David Autor – American economist
Here’s a startling fact: in the 45 years since the introduction of the automated teller machine, those vending machines that dispense cash, the number of human bank tellers employed in the United States has roughly doubled, from about a quarter of a million to a half a million. A quarter of a million in 1970 to about a half a million today, with 100,000 added since the year 2000.
These facts, revealed in a recent book by Boston University economist James Bessen, raise an intriguing question: what are all those tellers doing, and why hasn’t automation eliminated their employment by now? If you think about it, many of the great inventions of the last 200 years were designed to replace human labor.
Tractors were developed to substitute mechanical power for human physical toil. Assembly lines were engineered to replace inconsistent human handiwork with machine perfection. Computers were programmed to swap out error-prone, inconsistent human calculation with digital perfection.
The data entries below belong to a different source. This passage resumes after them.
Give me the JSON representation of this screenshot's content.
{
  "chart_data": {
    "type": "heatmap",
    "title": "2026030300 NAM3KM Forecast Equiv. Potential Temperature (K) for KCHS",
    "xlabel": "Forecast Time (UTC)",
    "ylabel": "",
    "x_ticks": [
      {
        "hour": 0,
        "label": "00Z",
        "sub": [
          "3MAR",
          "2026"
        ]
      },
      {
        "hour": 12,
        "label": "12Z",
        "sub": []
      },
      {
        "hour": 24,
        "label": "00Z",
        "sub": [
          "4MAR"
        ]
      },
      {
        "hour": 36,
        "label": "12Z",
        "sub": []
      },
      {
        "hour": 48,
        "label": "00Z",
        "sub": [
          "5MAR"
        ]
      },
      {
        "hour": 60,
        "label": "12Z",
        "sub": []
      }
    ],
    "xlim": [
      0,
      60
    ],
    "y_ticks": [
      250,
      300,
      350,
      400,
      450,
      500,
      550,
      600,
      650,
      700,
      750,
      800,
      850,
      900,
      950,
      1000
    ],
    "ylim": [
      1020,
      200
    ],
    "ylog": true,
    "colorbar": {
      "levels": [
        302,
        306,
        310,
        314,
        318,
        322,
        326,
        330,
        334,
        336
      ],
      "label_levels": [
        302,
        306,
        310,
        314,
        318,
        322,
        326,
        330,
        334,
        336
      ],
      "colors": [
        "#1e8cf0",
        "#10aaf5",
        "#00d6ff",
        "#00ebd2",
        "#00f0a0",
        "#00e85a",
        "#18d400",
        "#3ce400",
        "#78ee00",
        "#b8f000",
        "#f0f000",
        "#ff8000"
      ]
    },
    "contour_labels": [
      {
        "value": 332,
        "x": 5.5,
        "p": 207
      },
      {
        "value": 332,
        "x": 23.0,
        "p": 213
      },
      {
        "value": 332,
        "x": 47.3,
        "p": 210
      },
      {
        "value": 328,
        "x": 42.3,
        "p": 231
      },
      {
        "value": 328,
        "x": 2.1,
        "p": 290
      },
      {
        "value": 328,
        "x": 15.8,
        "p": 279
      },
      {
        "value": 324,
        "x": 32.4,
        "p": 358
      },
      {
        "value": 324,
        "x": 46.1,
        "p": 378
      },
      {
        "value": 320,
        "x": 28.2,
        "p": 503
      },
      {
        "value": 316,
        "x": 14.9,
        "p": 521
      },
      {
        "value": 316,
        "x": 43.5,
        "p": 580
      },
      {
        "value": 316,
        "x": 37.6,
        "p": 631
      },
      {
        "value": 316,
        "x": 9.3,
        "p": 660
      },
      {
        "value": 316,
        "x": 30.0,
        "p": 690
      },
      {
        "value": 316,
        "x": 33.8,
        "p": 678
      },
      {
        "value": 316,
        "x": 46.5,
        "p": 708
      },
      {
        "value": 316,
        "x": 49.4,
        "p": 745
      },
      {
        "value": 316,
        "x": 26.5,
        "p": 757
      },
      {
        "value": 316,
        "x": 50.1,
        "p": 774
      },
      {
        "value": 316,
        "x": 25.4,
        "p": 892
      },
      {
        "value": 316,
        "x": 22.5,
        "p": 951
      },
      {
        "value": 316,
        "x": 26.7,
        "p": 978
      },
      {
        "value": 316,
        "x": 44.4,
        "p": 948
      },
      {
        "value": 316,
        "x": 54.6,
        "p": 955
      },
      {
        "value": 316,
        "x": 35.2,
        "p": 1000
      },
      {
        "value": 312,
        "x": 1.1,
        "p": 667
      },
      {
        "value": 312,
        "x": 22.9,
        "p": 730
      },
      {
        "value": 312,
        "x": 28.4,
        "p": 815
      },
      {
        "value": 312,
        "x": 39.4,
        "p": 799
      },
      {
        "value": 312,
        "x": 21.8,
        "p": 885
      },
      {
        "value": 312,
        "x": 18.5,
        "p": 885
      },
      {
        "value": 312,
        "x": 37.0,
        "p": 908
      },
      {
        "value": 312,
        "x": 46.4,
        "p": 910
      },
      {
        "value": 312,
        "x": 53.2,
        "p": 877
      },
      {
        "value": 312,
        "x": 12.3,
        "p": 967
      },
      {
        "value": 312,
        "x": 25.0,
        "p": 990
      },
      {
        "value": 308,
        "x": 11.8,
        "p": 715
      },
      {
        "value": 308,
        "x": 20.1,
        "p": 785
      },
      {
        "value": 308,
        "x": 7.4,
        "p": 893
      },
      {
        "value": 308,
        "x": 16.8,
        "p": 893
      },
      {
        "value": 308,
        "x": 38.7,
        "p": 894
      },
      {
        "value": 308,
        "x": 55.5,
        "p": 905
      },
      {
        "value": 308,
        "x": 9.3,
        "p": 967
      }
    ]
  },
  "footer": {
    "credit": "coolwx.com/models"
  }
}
These inventions have worked. We no longer dig ditches by hand, pound tools out of wrought iron or do bookkeeping using actual books. And yet, the fraction of US adults employed in the labor market is higher now in 2016 than it was 125 years ago, in 1890, and it’s risen in just about every decade in the intervening 125 years.
This poses a paradox. Our machines increasingly do our work for us. Why doesn’t this make our labor redundant and our skills obsolete? Why are there still so many jobs? I’m going to try to answer that question tonight, and along the way, I’m going to tell you what this means for the future of work and the challenges that automation does and does not pose for our society.